RIVA. Dopo due anni di battaglia, Giovanni “Giò” Torboli, popolarissimo titolare del bar Roma di Riva, è riuscito nel proprio intento: liberare il proprio locale dalla piaga delle slot machine, le macchinette mangiasoldi che stanno mietendo tantissime vittime sociali anche in Trentino.

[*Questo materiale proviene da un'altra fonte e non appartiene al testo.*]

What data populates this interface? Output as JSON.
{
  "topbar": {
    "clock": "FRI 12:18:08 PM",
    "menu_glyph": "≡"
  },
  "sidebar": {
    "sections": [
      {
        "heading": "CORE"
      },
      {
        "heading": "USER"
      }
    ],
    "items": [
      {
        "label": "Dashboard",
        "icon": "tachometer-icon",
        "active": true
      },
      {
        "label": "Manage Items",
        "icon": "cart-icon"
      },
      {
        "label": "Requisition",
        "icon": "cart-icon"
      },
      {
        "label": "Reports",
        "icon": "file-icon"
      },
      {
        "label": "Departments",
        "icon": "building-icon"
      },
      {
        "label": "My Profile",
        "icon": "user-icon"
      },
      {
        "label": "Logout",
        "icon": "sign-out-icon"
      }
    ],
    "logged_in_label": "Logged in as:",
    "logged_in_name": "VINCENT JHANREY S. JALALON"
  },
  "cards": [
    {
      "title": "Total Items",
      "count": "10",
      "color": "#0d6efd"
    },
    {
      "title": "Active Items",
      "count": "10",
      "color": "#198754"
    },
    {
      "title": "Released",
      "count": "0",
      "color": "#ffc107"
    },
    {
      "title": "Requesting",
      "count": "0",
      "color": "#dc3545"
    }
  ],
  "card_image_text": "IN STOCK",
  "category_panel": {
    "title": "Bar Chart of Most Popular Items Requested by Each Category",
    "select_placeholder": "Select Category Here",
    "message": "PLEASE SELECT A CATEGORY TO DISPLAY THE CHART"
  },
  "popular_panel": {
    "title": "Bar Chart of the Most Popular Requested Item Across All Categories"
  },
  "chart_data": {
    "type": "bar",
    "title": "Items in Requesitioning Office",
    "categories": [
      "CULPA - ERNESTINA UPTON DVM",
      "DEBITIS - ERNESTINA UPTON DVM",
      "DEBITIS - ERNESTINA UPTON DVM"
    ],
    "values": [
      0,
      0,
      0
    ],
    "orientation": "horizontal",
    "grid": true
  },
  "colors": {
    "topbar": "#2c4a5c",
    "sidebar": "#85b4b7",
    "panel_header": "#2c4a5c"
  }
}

«Era – spiega il diretto interessato – una questione di principio. Ero stufo di vederle, mi urtavano e non le volevo più. Finalmente le hanno portate via e sono contento». Significativo e simbolico che per arrivare al “miracolo” di sfuggire a contratti capestro i si sia dovuta attendere una data irripetibile come il 12/12/12, giorno in cui è arrivato il nulla (più) osta per far sparire gli apparecchi. Nel caso particolare di Torboli, che inizialmente aveva cinque slot, col fornitore privato non ci sono stati problemi, perché c’era solo un accordo verbale rescisso poi senza problemi e amichevolmente; molto più complicato agire quando ci si trova di fronte ai colossi statali o parastatali che minacciano di toglierti (ad esempio) anche i Gratta e vinci se non ti fai installare le macchinette: “Giò” ha puntato sul compromesso indolore di farsi mettere per un po’ una seconda slot, pur di dimezzare il tempo rimanente di un contratto pluriennale che – come molti altri gestori – in realtà non si era mai accorto di aver sottoscritto, tra una firma per una formalità e l’altra.

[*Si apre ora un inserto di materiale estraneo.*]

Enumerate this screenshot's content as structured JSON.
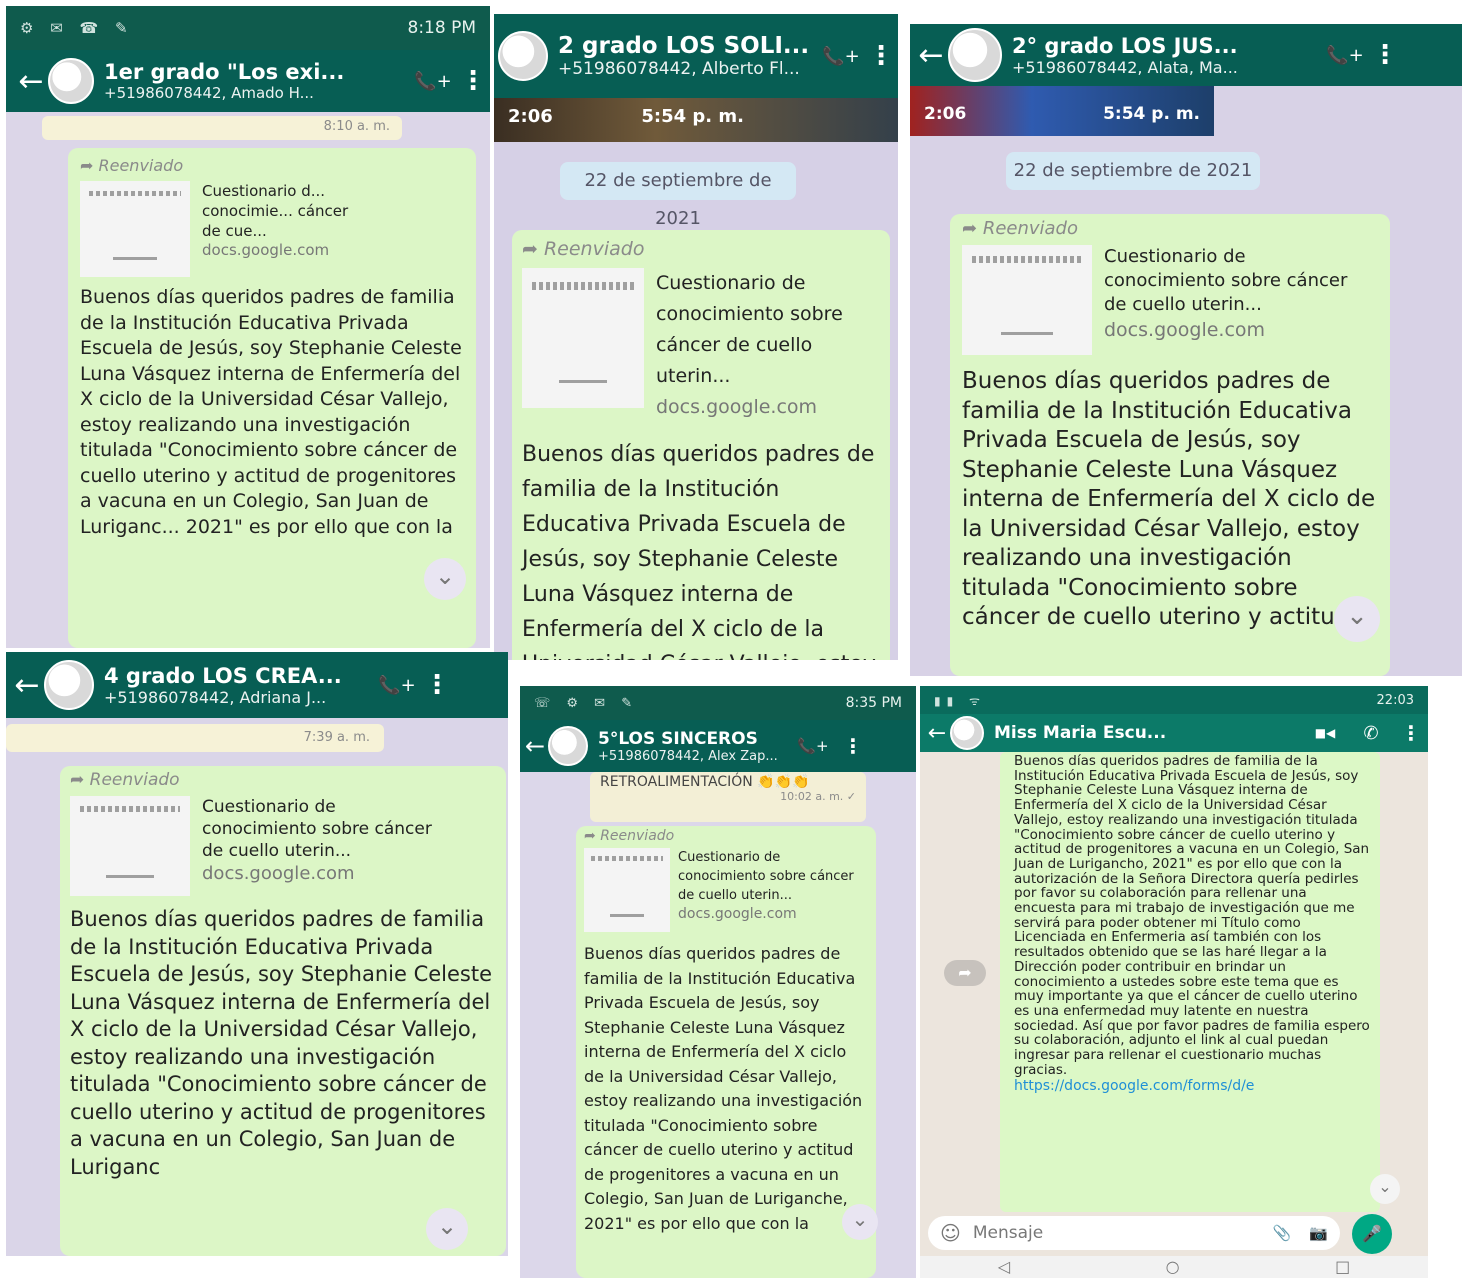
{
  "panels": [
    {
      "id": "p1",
      "status_time": "8:18 PM",
      "chat_title": "1er grado \"Los exi...",
      "chat_subtitle": "+51986078442, Amado H...",
      "prev_time": "8:10 a. m.",
      "forwarded": "Reenviado",
      "preview_title": "Cuestionario d... conocimie... cáncer de cue...",
      "preview_domain": "docs.google.com",
      "message": "Buenos días queridos padres de familia de la Institución Educativa Privada Escuela de Jesús, soy Stephanie Celeste Luna Vásquez interna de Enfermería  del X ciclo de la Universidad César Vallejo, estoy realizando una investigación titulada \"Conocimiento sobre cáncer de cuello uterino y actitud de progenitores a vacuna en un Colegio, San Juan de Luriganc... 2021\"  es por ello que con la"
    },
    {
      "id": "p2",
      "chat_title": "2 grado LOS SOLI...",
      "chat_subtitle": "+51986078442, Alberto Fl...",
      "video_duration": "2:06",
      "video_time": "5:54 p. m.",
      "date_label": "22 de septiembre de 2021",
      "forwarded": "Reenviado",
      "preview_title": "Cuestionario de conocimiento sobre cáncer de cuello uterin...",
      "preview_domain": "docs.google.com",
      "message": "Buenos días queridos padres de familia de la Institución Educativa Privada Escuela de Jesús, soy Stephanie Celeste Luna Vásquez interna de Enfermería  del X ciclo de la Universidad César Vallejo, estoy"
    },
    {
      "id": "p3",
      "chat_title": "2° grado LOS JUS...",
      "chat_subtitle": "+51986078442, Alata, Ma...",
      "video_duration": "2:06",
      "video_time": "5:54 p. m.",
      "date_label": "22 de septiembre de 2021",
      "forwarded": "Reenviado",
      "preview_title": "Cuestionario de conocimiento sobre cáncer de cuello uterin...",
      "preview_domain": "docs.google.com",
      "message": "Buenos días queridos padres de familia de la Institución Educativa Privada Escuela de Jesús, soy Stephanie Celeste Luna Vásquez interna de Enfermería  del X ciclo de la Universidad César Vallejo, estoy realizando una investigación titulada \"Conocimiento sobre cáncer de cuello uterino y actitud"
    },
    {
      "id": "p4",
      "chat_title": "4 grado LOS CREA...",
      "chat_subtitle": "+51986078442, Adriana J...",
      "prev_time": "7:39 a. m.",
      "forwarded": "Reenviado",
      "preview_title": "Cuestionario de conocimiento sobre cáncer de cuello uterin...",
      "preview_domain": "docs.google.com",
      "message": "Buenos días queridos padres de familia de la Institución Educativa Privada Escuela de Jesús, soy Stephanie Celeste Luna Vásquez interna de Enfermería  del X ciclo de la Universidad César Vallejo, estoy realizando una investigación titulada \"Conocimiento sobre cáncer de cuello uterino y actitud de progenitores a vacuna en un Colegio, San Juan de Luriganc"
    },
    {
      "id": "p5",
      "status_time": "8:35 PM",
      "chat_title": "5°LOS SINCEROS",
      "chat_subtitle": "+51986078442, Alex Zap...",
      "prev_message": "RETROALIMENTACIÓN 👏👏👏",
      "prev_time": "10:02 a. m. ✓",
      "forwarded": "Reenviado",
      "preview_title": "Cuestionario de conocimiento sobre cáncer de cuello uterin...",
      "preview_domain": "docs.google.com",
      "message": "Buenos días queridos padres de familia de la Institución Educativa Privada Escuela de Jesús, soy Stephanie Celeste Luna Vásquez interna de Enfermería  del X ciclo de la Universidad César Vallejo, estoy realizando una investigación titulada \"Conocimiento sobre cáncer de cuello uterino y actitud de progenitores a vacuna en un Colegio, San Juan de Luriganche, 2021\"  es por ello que con la"
    },
    {
      "id": "p6",
      "status_time": "22:03",
      "chat_title": "Miss Maria Escu...",
      "message": "Buenos días queridos padres de familia de la Institución Educativa Privada Escuela de Jesús, soy Stephanie Celeste Luna Vásquez interna de Enfermería  del X ciclo de la Universidad César Vallejo, estoy realizando una investigación titulada \"Conocimiento sobre cáncer de cuello uterino y actitud de progenitores a vacuna en un Colegio, San Juan de Lurigancho, 2021\"  es por ello que con la autorización de la Señora Directora quería pedirles por favor su colaboración para rellenar una encuesta para mi trabajo de investigación que me servirá para poder obtener mi Título como Licenciada en Enfermeria así también con los resultados obtenido que se las haré llegar a la Dirección poder contribuir en brindar un conocimiento a ustedes sobre este tema que es muy importante ya que el cáncer de cuello uterino es una enfermedad muy latente en nuestra sociedad. Así que por favor padres de familia espero su colaboración, adjunto el link al cual puedan ingresar para rellenar el cuestionario muchas gracias.",
      "link": "https://docs.google.com/forms/d/e",
      "input_placeholder": "Mensaje"
    }
  ],
  "icons": {
    "back": "←",
    "call_add": "📞+",
    "menu": "⋮",
    "video_cam": "■◀",
    "phone": "✆",
    "scroll_down": "⌄",
    "emoji": "☺",
    "attach": "📎",
    "camera": "📷",
    "mic": "🎤",
    "forward_arrow": "➦",
    "nav_back": "◁",
    "nav_home": "○",
    "nav_recent": "□"
  }
}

«Ho preso la mia decisione – racconta il barista – quando sono cominciate a circolare tutte quelle storie di gente che si rovina senza rendersene conto, che si brucia lo stipendio in due ore. Sia chiaro, si buttano soldi anche con l’enalotto e coi gratta e vinci, ma è tutto un altro buttare». Oltre ad aver faticato e discusso per mesi, Torboli ha rinunciato anche a dei bei soldi: qualcosa come 1.500-2.000 euro al mese, e solo per le due slot rimanenti (all’inizio ne aveva più del doppio). Ma come hanno reagito i clienti? «Benissimo. Il mio è un bar di gente del posto: qualcuno a volte giocava, ma non si è certo lamentato. E quelli che venivano da fuori solo per giocare sono contento di averli persi».

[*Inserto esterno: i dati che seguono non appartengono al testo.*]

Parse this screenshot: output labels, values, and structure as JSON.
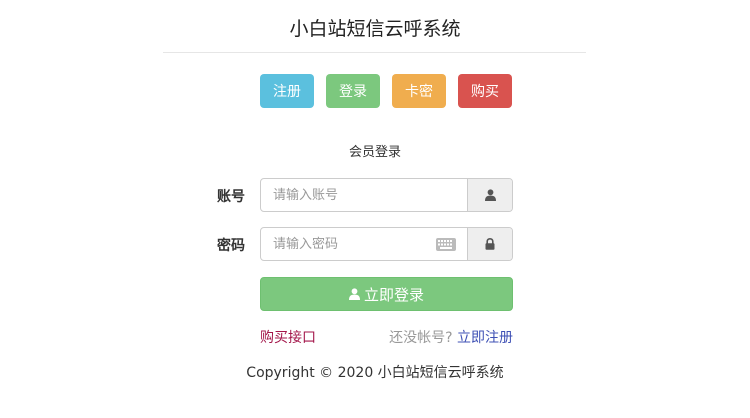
{
  "header": {
    "title": "小白站短信云呼系统"
  },
  "nav": {
    "buttons": [
      {
        "label": "注册",
        "color": "#5bc0de"
      },
      {
        "label": "登录",
        "color": "#7cc87e"
      },
      {
        "label": "卡密",
        "color": "#f0ad4e"
      },
      {
        "label": "购买",
        "color": "#d9534f"
      }
    ]
  },
  "form": {
    "subtitle": "会员登录",
    "account": {
      "label": "账号",
      "placeholder": "请输入账号",
      "icon": "user-icon"
    },
    "password": {
      "label": "密码",
      "placeholder": "请输入密码",
      "icon": "lock-icon",
      "keyboard_icon": "keyboard-icon"
    },
    "submit_label": "立即登录"
  },
  "links": {
    "buy_api": "购买接口",
    "no_account": "还没帐号?",
    "register_now": "立即注册"
  },
  "footer": {
    "copyright": "Copyright © 2020 小白站短信云呼系统"
  },
  "colors": {
    "link_red": "#a3164a",
    "link_blue": "#3f51b5",
    "muted_gray": "#999999"
  }
}
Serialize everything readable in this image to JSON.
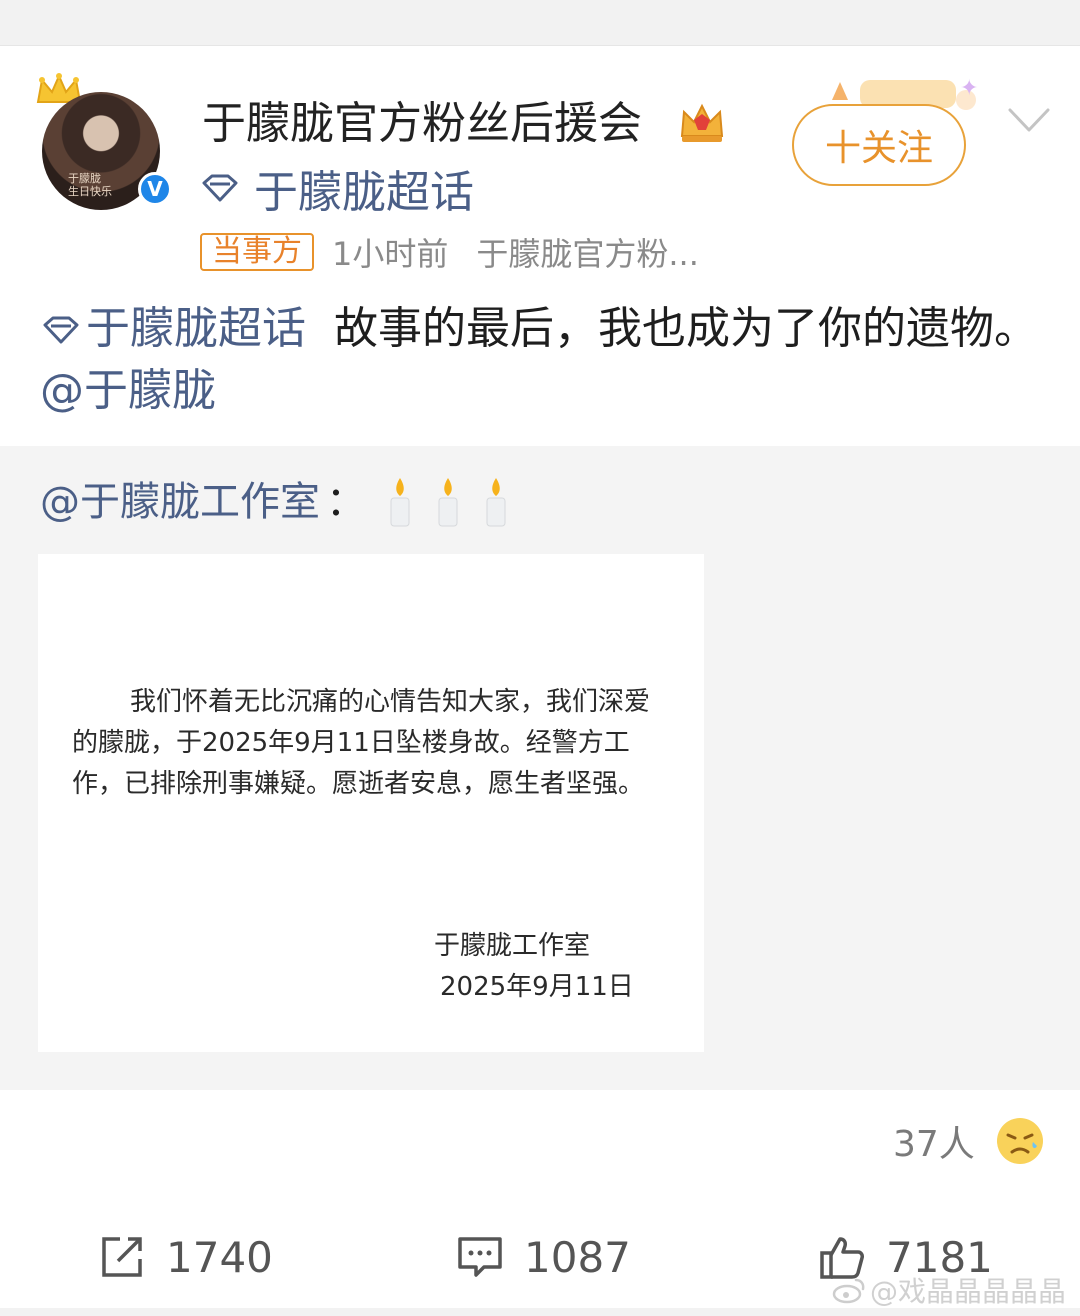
{
  "header": {
    "username": "于朦胧官方粉丝后援会",
    "chaohua_label": "于朦胧超话",
    "follow_label": "十关注",
    "tag": "当事方",
    "time": "1小时前",
    "source": "于朦胧官方粉..."
  },
  "avatar": {
    "caption": "于朦胧\n生日快乐",
    "verified_mark": "V"
  },
  "post": {
    "chaohua_link": "于朦胧超话",
    "text": "故事的最后，我也成为了你的遗物。",
    "mention": "@于朦胧"
  },
  "repost": {
    "mention": "@于朦胧工作室",
    "colon": "：",
    "notice_text": "我们怀着无比沉痛的心情告知大家，我们深爱的朦胧，于2025年9月11日坠楼身故。经警方工作，已排除刑事嫌疑。愿逝者安息，愿生者坚强。",
    "notice_signature": "于朦胧工作室",
    "notice_date": "2025年9月11日"
  },
  "reaction": {
    "count": "37人",
    "emoji": "sad-emoji"
  },
  "actions": {
    "share_count": "1740",
    "comment_count": "1087",
    "like_count": "7181"
  },
  "watermark": {
    "text": "@戏晶晶晶晶晶"
  },
  "colors": {
    "link": "#4b5f87",
    "follow_orange": "#e8922b",
    "muted": "#8a8a8a"
  }
}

Col suo gesto “Giò” lancia un duplice messaggio. Il primo è per i politici: «La verità è che lo Stato è il primo biscazziere, non ha interesse ad aiutarci e infatti non lo fa. Quelli che fanno campagna elettorale contro le slot dovrebbero prima informarsi su quanto sia difficile per i bar toglierle di mezzo. E qualche sindaco, anziché magari darci dei crumiri, potrebbe proporre come incentivo almeno uno sconto sulle immondizie o sull’Imu». Il secondo pensiero è per i “colleghi”: «Spero che la mia vicenda sia da esempio per chi magari ci sta pensando. È dura – conclude Torboli – ma si può». Quasi come per chi vuole smettere di giocare.